Was Geschwister wissen sollten
Geschwisterkinder beobachten, dass ein Kind mehr Förderung, mehr Aufmerksamkeit und manchmal andere Regeln bekommt. Ohne Erklärung entsteht Neid oder Missverständnis.
Eine einfache, ehrliche Erklärung genügt: "Dein Geschwister braucht beim Lesen und Schreiben mehr Übung als du. Deshalb helfen wir dort öfter. Das ist kein Unrecht für dich — wir helfen jedem von euch dort, wo Hilfe gebraucht wird."
Wichtig: Geschwisterkinder nicht als Helfer oder Tutoren einsetzen. Das belastet die Beziehung. Förderung ist Elternaufgabe — Geschwister sind Spielkameraden, nicht Nachhilfelehrer.
Häufige Fragen zur Kommunikation über LRS
Wie erkläre ich einem 7-jährigen Kind seine LRS-Diagnose?
Mit einem einfachen Vergleich: "Dein Gehirn lernt Buchstaben auf einem anderen Weg — nicht schlechter, nur anders. Das nennen Doktoren LRS." Kinder brauchen in diesem Alter keine wissenschaftlichen Details, sondern die Botschaft: Du bist in Ordnung.
Was sage ich Geschwistern über die LRS des anderen Kindes?
Ehrlich und einfach: "Dein Geschwister braucht beim Lesen mehr Übung. Deshalb helfen wir dort öfter." Geschwister nicht als Tutoren einsetzen — das belastet die Beziehung.
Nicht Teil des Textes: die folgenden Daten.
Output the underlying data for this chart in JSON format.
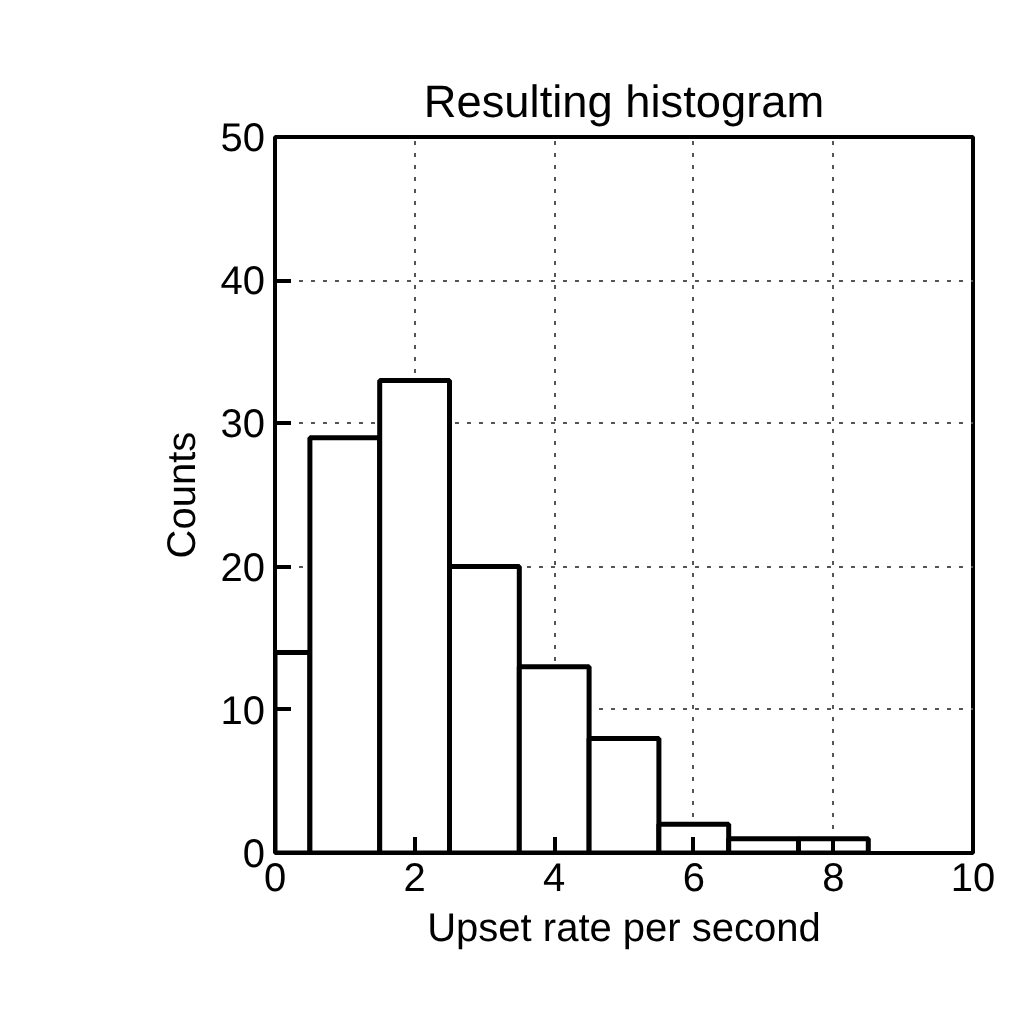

Was tun, wenn das Kind nicht über seine LRS sprechen möchte?
Respektieren und die Tür offen halten: "Du musst jetzt nicht darüber reden. Wenn du Fragen hast, bin ich da." Besonders Jugendliche brauchen Zeit und Kontrolle über das Thema.
Wenn das Kind nicht sprechen möchte
Nicht jedes Kind möchte über seine LRS reden — besonders Jugendliche ziehen sich zurück, wenn das Thema Schwäche berührt. Das ist zu respektieren. Wichtig ist, dass die Tür offen bleibt: "Du musst jetzt nicht darüber reden. Aber wenn du Fragen hast oder einfach nur erzählen möchtest, bin ich da."